1. **Energy estimates are uncertain**: Most models use Tier 3 estimates (+-10x uncertainty). See `vetch methodology` for details.

2. **Region inference is approximate**: Without explicit `VETCH_REGION`, timezone-based inference is ~30% accurate. Set the region explicitly for accurate carbon calculations.
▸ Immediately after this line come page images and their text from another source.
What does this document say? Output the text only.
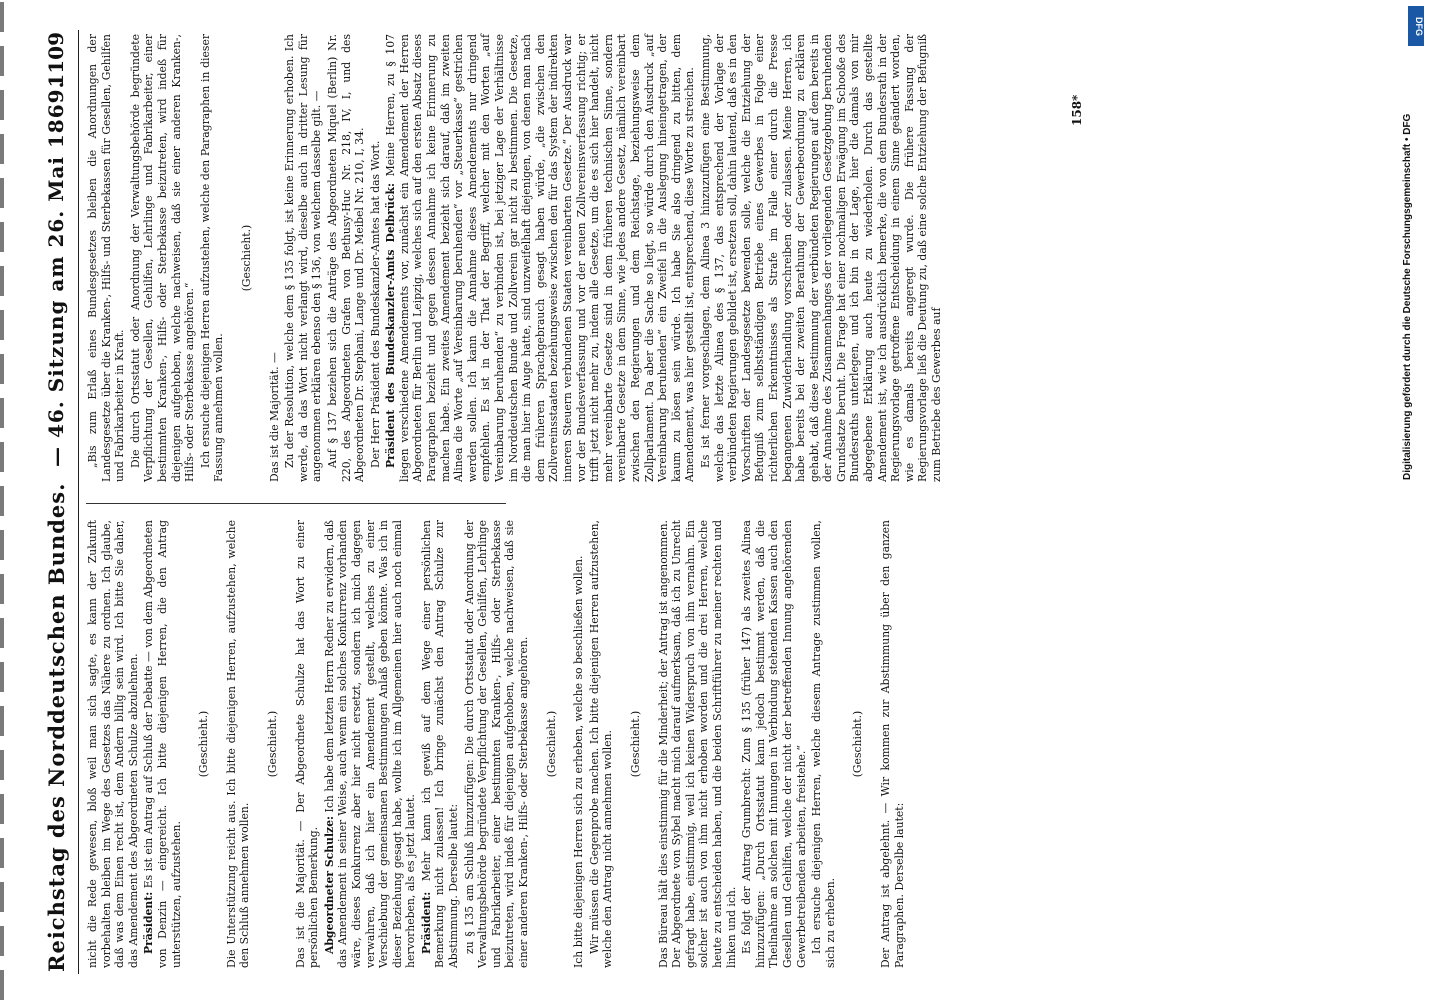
Reichstag des Norddeutschen Bundes.
— 46. Sitzung am 26. Mai 1869.
1109

nicht die Rede gewesen, bloß weil man sich sagte, es kann der Zukunft vorbehalten bleiben im Wege des Gesetzes das Nähere zu ordnen. Ich glaube, daß was dem Einen recht ist, dem Andern billig sein wird. Ich bitte Sie daher, das Amendement des Abgeordneten Schulze abzulehnen. Präsident: Es ist ein Antrag auf Schluß der Debatte — von dem Abgeordneten von Denzin — eingereicht. Ich bitte diejenigen Herren, die den Antrag unterstützen, aufzustehen.

(Geschieht.) Die Unterstützung reicht aus. Ich bitte diejenigen Herren, aufzustehen, welche den Schluß annehmen wollen.

(Geschieht.) Das ist die Majorität. — Der Abgeordnete Schulze hat das Wort zu einer persönlichen Bemerkung. Abgeordneter Schulze: Ich habe dem letzten Herrn Redner zu erwidern, daß das Amendement in seiner Weise, auch wenn ein solches Konkurrenz vorhanden wäre, dieses Konkurrenz aber hier nicht ersetzt, sondern ich mich dagegen verwahren, daß ich hier ein Amendement gestellt, welches zu einer Verschiebung der gemeinsamen Bestimmungen Anlaß geben könnte. Was ich in dieser Beziehung gesagt habe, wollte ich im Allgemeinen hier auch noch einmal hervorheben, als es jetzt lautet. Präsident: Mehr kann ich gewiß auf dem Wege einer persönlichen Bemerkung nicht zulassen! Ich bringe zunächst den Antrag Schulze zur Abstimmung. Derselbe lautet: zu § 135 am Schluß hinzuzufügen: Die durch Ortsstatut oder Anordnung der Verwaltungsbehörde begründete Verpflichtung der Gesellen, Gehilfen, Lehrlinge und Fabrikarbeiter, einer bestimmten Kranken-, Hilfs- oder Sterbekasse beizutreten, wird indeß für diejenigen aufgehoben, welche nachweisen, daß sie einer anderen Kranken-, Hilfs- oder Sterbekasse angehören. (Geschieht.) Ich bitte diejenigen Herren sich zu erheben, welche so beschließen wollen. Wir müssen die Gegenprobe machen. Ich bitte diejenigen Herren aufzustehen, welche den Antrag nicht annehmen wollen. (Geschieht.) Das Büreau hält dies einstimmig für die Minderheit; der Antrag ist angenommen. Der Abgeordnete von Sybel macht mich darauf aufmerksam, daß ich zu Unrecht gefragt habe, einstimmig, weil ich keinen Widerspruch von ihm vernahm. Ein solcher ist auch von ihm nicht erhoben worden und die drei Herren, welche heute zu entscheiden haben, und die beiden Schriftführer zu meiner rechten und linken und ich. Es folgt der Antrag Grumbrecht: Zum § 135 (früher 147) als zweites Alinea hinzuzufügen: „Durch Ortsstatut kann jedoch bestimmt werden, daß die Theilnahme an solchen mit Innungen in Verbindung stehenden Kassen auch den Gesellen und Gehilfen, welche der nicht der betreffenden Innung angehörenden Gewerbetreibenden arbeiten, freistehe.“ Ich ersuche diejenigen Herren, welche diesem Antrage zustimmen wollen, sich zu erheben.

(Geschieht.) Der Antrag ist abgelehnt. — Wir kommen zur Abstimmung über den ganzen Paragraphen. Derselbe lautet:

„Bis zum Erlaß eines Bundesgesetzes bleiben die Anordnungen der Landesgesetze über die Kranken-, Hilfs- und Sterbekassen für Gesellen, Gehilfen und Fabrikarbeiter in Kraft. Die durch Ortsstatut oder Anordnung der Verwaltungsbehörde begründete Verpflichtung der Gesellen, Gehilfen, Lehrlinge und Fabrikarbeiter, einer bestimmten Kranken-, Hilfs- oder Sterbekasse beizutreten, wird indeß für diejenigen aufgehoben, welche nachweisen, daß sie einer anderen Kranken-, Hilfs- oder Sterbekasse angehören.“ Ich ersuche diejenigen Herren aufzustehen, welche den Paragraphen in dieser Fassung annehmen wollen.

(Geschieht.)

Das ist die Majorität. — Zu der Resolution, welche dem § 135 folgt, ist keine Erinnerung erhoben. Ich werde, da das Wort nicht verlangt wird, dieselbe auch in dritter Lesung für angenommen erklären ebenso den § 136, von welchem dasselbe gilt. — Auf § 137 beziehen sich die Anträge des Abgeordneten Miquel (Berlin) Nr. 220, des Abgeordneten Grafen von Bethusy-Huc Nr. 218, IV, I, und des Abgeordneten Dr. Stephani, Lange und Dr. Meibel Nr. 210, I, 34. Der Herr Präsident des Bundeskanzler-Amtes hat das Wort. Präsident des Bundeskanzler-Amts Delbrück: Meine Herren, zu § 107 liegen verschiedene Amendements vor, zunächst ein Amendement der Herren Abgeordneten für Berlin und Leipzig, welches sich auf den ersten Absatz dieses Paragraphen bezieht und gegen dessen Annahme ich keine Erinnerung zu machen habe. Ein zweites Amendement bezieht sich darauf, daß im zweiten Alinea die Worte „auf Vereinbarung beruhenden“ vor „Steuerkasse“ gestrichen werden sollen. Ich kann die Annahme dieses Amendements nur dringend empfehlen. Es ist in der That der Begriff, welcher mit den Worten „auf Vereinbarung beruhenden“ zu verbinden ist, bei jetziger Lage der Verhältnisse im Norddeutschen Bunde und Zollverein gar nicht zu bestimmen. Die Gesetze, die man hier im Auge hatte, sind unzweifelhaft diejenigen, von denen man nach dem früheren Sprachgebrauch gesagt haben würde, „die zwischen den Zollvereinsstaaten beziehungsweise zwischen den für das System der indirekten inneren Steuern verbundenen Staaten vereinbarten Gesetze.“ Der Ausdruck war vor der Bundesverfassung und vor der neuen Zollvereinsverfassung richtig; er trifft jetzt nicht mehr zu, indem alle Gesetze, um die es sich hier handelt, nicht mehr vereinbarte Gesetze sind in dem früheren technischen Sinne, sondern vereinbarte Gesetze in dem Sinne, wie jedes andere Gesetz, nämlich vereinbart zwischen den Regierungen und dem Reichstage, beziehungsweise dem Zollparlament. Da aber die Sache so liegt, so würde durch den Ausdruck „auf Vereinbarung beruhenden“ ein Zweifel in die Auslegung hineingetragen, der kaum zu lösen sein würde. Ich habe Sie also dringend zu bitten, dem Amendement, was hier gestellt ist, entsprechend, diese Worte zu streichen. Es ist ferner vorgeschlagen, dem Alinea 3 hinzuzufügen eine Bestimmung, welche das letzte Alinea des § 137, das entsprechend der Vorlage der verbündeten Regierungen gebildet ist, ersetzen soll, dahin lautend, daß es in den Vorschriften der Landesgesetze bewenden solle, welche die Entziehung der Befugniß zum selbstständigen Betriebe eines Gewerbes in Folge einer richterlichen Erkenntnisses als Strafe im Falle einer durch die Presse begangenen Zuwiderhandlung vorschreiben oder zulassen. Meine Herren, ich habe bereits bei der zweiten Berathung der Gewerbeordnung zu erklären gehabt, daß diese Bestimmung der verbündeten Regierungen auf dem bereits in der Annahme des Zusammenhanges der vorliegenden Gesetzgebung beruhenden Grundsatze beruht. Die Frage hat einer nochmaligen Erwägung im Schooße des Bundesraths unterlegen, und ich bin in der Lage, hier die damals von mir abgegebene Erklärung auch heute zu wiederholen. Durch das gestellte Amendement ist, wie ich ausdrücklich bemerke, die von dem Bundesrath in der Regierungsvorlage getroffene Entscheidung in einem Sinne geändert worden, wie es damals bereits angeregt wurde. Die frühere Fassung der Regierungsvorlage ließ die Deutung zu, daß eine solche Entziehung der Befugniß zum Betriebe des Gewerbes auf

158*
DFG
Digitalisierung gefördert durch die Deutsche Forschungsgemeinschaft • DFG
3. **Experimental modules**: `vetch.calibrate`, `vetch.storage`, and `vetch.ci` emit `FutureWarning` and may change in future versions.

## Troubleshooting

**Vetch is blocking my LLM calls:**
```bash
export VETCH_DISABLED=true  # Emergency kill switch
```

**Too much output:**
```bash
export VETCH_OUTPUT=none  # Silence all output
```

**Need to debug:**
```python
import logging
logging.getLogger("vetch").setLevel(logging.DEBUG)
```

## Contributing

See [CONTRIBUTING.md](CONTRIBUTING.md) for development setup, testing guidelines, and how to contribute energy data.

## License

Apache License 2.0. See `LICENSE` and `NOTICE` for details.